Tribalism, of course, is universal. It is by no means the exclusive property of Jewish Americans. Irish-Americans retain a similar knee-jerk alliance with entities that plenty of people in Ireland find repugnant - just as Israelis are far more candid in their debates than Americans are. Trust me, in my own family, I know the nature of this kind of identification and the righteousness of it in many instances.

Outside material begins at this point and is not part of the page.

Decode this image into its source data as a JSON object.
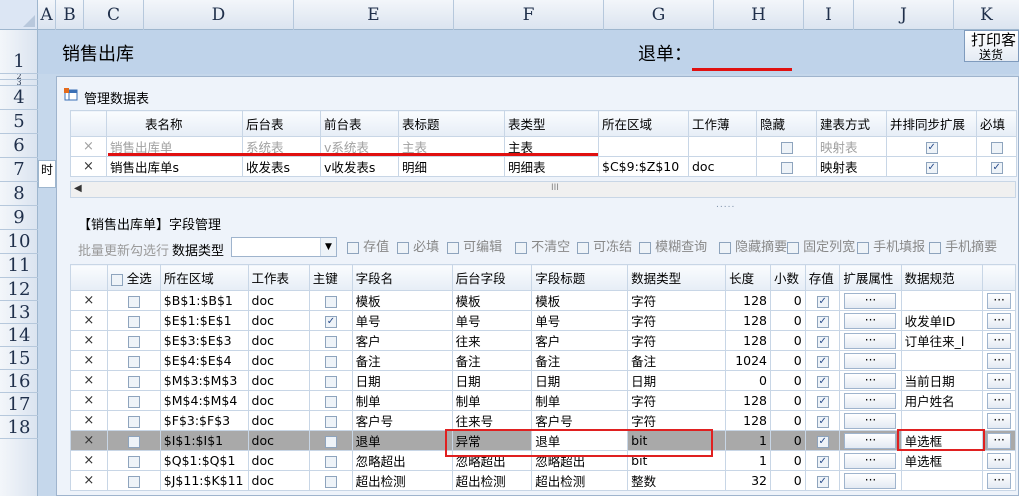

People these days tend to forget the "Troubles", and what it meant to Irish-Americans. A lot of the accusations that are levelled at Jewish-Americans today about "divided loyalties" and an over-focus on what was going on in the Home Country were far more accurate when it came to Irish-Americans. Without Irish-American fundraising, for example, the various armed groups and militias (and, yes, terrorist orgs) that fought in Northern Ireland would have closed up shop long, long before that conflict ended.  People were openly supportive of the IRA and its various militant offshoots—and let us not forget, that was a religious conflict between Catholics and Protestants.
That's something that a lot of Jewish-Americans who lose their minds at the accusation of over-identification with Israel seem to forget. While the Holocaust was a unique evil, and the plight of the Jews during their years without a homeland was tragic, this sense of nationalist identification isn't unique at all. It happens with Turks and Irishmen, Indians and Chinese, Serbs and Lebanese, Greeks and Colombians, Cubans and Bosnians. It happens with EVERYBODY

It's not special. It's common. Boringly, dully common.

Go read the whole piece. It's excellent, even if I disagree with a lot of it. There's an excerpt from Glenn Greenwald, for example, that I didn't cover but is worth checking out. I still have no idea what's happened to Sully, but I won't complain.